Dicen los cantantes con su musa que, “En el barrio Arriba los hijos de Fefa la de la tortuga: Pelencho, Chon y Chepo, fueron a la luna y no trajeron na”. Interpretar toda la narrativa que hay debajo de este mensaje cifrado de nuestros alunizados personajes refiere un código escrito y cantado que solo puede ser develado por un arribero.

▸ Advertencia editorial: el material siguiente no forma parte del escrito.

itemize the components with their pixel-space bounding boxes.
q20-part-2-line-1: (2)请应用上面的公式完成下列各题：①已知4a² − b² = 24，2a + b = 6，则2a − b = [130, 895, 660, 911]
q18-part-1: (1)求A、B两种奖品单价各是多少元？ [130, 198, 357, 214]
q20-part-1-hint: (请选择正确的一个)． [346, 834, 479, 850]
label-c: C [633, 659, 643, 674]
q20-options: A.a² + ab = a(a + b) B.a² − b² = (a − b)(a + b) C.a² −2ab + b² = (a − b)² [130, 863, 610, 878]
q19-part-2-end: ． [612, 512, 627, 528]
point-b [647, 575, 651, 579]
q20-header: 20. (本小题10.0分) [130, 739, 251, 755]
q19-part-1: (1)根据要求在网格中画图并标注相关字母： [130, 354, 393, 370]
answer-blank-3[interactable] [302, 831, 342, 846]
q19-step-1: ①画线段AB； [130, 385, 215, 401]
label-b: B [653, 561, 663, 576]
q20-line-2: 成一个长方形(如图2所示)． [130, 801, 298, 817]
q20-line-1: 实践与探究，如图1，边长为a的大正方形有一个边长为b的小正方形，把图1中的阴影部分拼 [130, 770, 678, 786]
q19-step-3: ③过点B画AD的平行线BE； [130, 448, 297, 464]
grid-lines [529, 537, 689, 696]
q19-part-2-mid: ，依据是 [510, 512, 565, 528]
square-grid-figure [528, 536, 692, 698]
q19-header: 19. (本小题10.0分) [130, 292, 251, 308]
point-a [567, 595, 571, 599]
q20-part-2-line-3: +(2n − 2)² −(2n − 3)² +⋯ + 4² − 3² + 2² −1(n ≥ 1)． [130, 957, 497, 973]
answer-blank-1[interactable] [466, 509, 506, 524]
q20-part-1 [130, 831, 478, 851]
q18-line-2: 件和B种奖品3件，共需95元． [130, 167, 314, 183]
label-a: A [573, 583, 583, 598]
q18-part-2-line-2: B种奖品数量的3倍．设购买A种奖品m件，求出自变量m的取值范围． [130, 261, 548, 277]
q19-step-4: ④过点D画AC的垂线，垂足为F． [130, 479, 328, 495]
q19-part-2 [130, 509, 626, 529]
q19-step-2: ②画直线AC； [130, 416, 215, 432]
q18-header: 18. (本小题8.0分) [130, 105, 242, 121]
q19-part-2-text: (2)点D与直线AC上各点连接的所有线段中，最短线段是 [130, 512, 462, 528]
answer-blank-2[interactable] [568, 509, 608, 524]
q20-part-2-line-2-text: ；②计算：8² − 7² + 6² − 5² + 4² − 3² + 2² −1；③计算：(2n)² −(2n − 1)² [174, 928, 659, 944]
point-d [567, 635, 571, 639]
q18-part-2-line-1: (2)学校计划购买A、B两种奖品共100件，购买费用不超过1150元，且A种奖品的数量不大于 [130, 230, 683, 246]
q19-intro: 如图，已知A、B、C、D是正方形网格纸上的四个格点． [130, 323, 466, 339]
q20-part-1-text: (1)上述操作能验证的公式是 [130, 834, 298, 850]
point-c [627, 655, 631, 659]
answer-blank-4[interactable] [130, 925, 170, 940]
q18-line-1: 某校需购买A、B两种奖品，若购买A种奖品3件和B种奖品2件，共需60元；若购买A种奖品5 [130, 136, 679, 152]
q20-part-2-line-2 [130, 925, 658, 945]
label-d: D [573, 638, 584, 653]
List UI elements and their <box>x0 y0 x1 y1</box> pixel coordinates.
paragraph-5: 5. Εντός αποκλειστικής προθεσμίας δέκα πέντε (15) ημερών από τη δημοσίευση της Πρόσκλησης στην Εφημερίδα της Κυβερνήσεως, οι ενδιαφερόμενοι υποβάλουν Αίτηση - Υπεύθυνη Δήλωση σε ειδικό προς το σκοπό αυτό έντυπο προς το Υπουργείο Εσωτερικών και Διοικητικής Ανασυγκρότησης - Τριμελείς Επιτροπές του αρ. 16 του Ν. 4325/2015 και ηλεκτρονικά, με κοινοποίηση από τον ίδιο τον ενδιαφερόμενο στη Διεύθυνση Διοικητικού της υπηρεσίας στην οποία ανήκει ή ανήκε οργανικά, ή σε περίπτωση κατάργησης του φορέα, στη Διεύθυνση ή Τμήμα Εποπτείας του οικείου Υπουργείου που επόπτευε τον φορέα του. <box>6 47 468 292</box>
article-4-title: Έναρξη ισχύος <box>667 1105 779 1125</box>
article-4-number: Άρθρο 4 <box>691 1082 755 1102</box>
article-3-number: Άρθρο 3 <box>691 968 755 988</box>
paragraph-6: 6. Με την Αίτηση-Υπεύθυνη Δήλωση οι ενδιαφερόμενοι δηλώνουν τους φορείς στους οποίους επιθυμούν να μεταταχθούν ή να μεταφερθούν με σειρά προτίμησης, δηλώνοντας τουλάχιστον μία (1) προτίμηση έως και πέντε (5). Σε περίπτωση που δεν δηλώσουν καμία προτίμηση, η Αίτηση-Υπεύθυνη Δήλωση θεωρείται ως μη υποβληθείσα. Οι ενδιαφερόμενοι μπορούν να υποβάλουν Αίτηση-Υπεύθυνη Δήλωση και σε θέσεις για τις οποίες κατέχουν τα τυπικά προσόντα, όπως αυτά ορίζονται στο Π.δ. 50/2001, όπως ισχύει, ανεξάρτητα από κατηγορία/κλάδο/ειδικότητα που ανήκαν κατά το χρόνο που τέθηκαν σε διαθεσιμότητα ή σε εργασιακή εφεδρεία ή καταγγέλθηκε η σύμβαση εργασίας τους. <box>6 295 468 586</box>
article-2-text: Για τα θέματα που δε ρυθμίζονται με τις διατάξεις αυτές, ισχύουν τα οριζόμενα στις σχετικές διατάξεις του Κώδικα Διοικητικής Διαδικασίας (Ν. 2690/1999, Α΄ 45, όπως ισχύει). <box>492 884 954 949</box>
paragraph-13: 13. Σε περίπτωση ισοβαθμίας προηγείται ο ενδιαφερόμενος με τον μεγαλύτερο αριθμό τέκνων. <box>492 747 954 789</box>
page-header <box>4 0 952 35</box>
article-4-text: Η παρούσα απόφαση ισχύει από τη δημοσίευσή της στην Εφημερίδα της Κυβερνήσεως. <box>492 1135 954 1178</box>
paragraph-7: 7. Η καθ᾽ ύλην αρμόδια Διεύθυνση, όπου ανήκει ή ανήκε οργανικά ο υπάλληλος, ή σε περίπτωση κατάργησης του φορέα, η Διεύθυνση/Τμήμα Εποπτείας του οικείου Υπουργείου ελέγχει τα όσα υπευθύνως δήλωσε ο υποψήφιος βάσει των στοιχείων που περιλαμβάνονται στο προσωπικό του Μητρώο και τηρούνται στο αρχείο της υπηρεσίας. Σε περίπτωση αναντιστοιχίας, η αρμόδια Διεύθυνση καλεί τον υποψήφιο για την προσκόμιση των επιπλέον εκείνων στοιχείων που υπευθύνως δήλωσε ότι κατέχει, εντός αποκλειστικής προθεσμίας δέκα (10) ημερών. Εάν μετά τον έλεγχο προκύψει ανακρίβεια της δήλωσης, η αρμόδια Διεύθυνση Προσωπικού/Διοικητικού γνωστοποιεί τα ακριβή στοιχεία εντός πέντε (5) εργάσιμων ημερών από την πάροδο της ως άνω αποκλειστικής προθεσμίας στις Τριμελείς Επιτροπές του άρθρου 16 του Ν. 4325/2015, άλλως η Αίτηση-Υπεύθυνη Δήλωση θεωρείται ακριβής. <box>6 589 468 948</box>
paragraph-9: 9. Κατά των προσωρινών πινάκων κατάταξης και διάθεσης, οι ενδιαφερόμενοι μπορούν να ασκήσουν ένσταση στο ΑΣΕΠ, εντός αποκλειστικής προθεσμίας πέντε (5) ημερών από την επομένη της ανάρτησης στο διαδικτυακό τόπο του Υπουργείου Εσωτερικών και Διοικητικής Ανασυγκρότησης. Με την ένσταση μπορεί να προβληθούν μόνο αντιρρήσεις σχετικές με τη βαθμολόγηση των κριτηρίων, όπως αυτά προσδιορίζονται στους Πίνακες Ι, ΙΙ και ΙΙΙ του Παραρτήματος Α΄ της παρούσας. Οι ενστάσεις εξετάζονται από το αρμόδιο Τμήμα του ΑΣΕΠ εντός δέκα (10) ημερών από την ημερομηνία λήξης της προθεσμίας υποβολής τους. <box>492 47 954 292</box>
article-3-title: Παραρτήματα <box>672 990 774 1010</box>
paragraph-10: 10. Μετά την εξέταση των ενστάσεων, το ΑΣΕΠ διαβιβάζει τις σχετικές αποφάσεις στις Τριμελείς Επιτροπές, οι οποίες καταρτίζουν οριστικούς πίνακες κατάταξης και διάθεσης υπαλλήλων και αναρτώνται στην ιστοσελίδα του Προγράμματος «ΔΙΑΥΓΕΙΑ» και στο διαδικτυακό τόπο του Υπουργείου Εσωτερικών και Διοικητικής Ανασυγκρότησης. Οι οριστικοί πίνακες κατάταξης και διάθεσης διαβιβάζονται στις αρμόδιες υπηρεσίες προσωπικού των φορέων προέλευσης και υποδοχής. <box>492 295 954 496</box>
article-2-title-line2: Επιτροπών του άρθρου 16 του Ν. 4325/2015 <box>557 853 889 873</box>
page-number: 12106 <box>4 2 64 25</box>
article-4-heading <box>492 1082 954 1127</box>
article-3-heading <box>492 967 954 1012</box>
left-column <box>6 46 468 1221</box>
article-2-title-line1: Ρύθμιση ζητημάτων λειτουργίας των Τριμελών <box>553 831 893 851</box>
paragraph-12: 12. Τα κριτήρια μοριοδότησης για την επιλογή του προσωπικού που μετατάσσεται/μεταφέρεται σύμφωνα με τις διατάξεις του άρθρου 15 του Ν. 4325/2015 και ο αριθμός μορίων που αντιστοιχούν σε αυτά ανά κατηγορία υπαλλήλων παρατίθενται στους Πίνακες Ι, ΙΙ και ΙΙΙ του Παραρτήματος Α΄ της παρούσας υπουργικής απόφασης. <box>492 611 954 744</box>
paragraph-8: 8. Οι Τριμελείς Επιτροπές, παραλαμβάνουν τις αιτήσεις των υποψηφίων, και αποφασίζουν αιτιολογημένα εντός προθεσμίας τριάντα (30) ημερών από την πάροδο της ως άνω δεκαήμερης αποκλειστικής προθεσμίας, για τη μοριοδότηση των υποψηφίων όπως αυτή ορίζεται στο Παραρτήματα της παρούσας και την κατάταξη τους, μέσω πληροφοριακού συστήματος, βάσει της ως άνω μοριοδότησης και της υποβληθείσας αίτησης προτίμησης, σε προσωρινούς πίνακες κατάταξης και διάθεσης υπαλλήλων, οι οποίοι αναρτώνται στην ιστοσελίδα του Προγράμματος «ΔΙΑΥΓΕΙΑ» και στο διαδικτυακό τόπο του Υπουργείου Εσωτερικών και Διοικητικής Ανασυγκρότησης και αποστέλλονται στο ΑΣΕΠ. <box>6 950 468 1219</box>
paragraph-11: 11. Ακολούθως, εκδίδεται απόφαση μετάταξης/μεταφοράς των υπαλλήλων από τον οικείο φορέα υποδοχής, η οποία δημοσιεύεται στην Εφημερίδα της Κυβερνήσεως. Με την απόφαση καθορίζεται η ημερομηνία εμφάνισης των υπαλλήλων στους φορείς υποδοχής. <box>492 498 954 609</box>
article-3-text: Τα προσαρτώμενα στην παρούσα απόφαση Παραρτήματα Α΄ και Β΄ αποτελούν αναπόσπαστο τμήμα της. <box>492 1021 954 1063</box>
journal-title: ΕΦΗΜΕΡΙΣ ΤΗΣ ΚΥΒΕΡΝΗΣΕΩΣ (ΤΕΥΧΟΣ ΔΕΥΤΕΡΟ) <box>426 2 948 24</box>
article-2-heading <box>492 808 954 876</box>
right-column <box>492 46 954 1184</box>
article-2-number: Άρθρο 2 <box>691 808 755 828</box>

Todo lector desarrolla una fagia por las palabras, por digerirlas y descifrarlas. La primera vez que escuché la canción de los apodos, me quedó sonando lo del estudio “apodistico”, esta última expresión jamás la había escuchado. Empecé a bucearla, cayendo en cuenta de que había sido una invención de William, otra mamadera de gallo de su bohemia, hallando en ella por accidente la glosa precisa para armar sus versos. Y en eso de la precisión, caía la voz parónima apodíctica, que para la dialéctica aristotélica significa un juicio irrefutable, una premisa verdadera.
Para encontrar el tono y el ritmo narrativo al momento de escribir el perfil ético de Papayí que aparece en Olor de aceituna, obra de mi autoría ganadora de la reciente versión de la convocatoria Sol de letras impulsada por el Fondo Mixto de Cultura, repetí muchas veces la canción de los apodos. Lo hacia sin dejar de pensar, como el mismo autor de los versos y sonetos, cuidadoso de la métrica, creador de los solemnes himnos al departamento y el municipio, se despedía con unos versos populares tan distantes de su estilo, aunque lo cierto es que William se permitió licencias que no aparecen en los versos humorísticos del maestro.
“Rechazo algunos apodos inmorales o vulgares por ser poco reverentes y también poco ejemplares” decía Luis Alejandro López con categórico manifiesto en un fragmento de Vieja costumbre, en cambio William se solazó y desvirgó con su picaresca la exclusión purista que quiso hacer Papayí. Quiero suponer que cada 22 de noviembre en el onomástico de Santa Cecilia, Papayí y William se tropiezan en un callejón celestial y el segundo sin permiso le sube el rubor al maestro agregando la culo e mapa, la caga patio y a pepita peá de su irreverente y grotesca cosecha.
Entre tanto Pelencho, Chon y Chepo seguirán figurando en el pentagrama local como los frustrados astronautas que sin fatiga alguna seguirán yendo y viniendo de la luna sin traer nada o tal vez topándose a William y Luis Alejandro en algún callejón celestial, sin perder la compostura.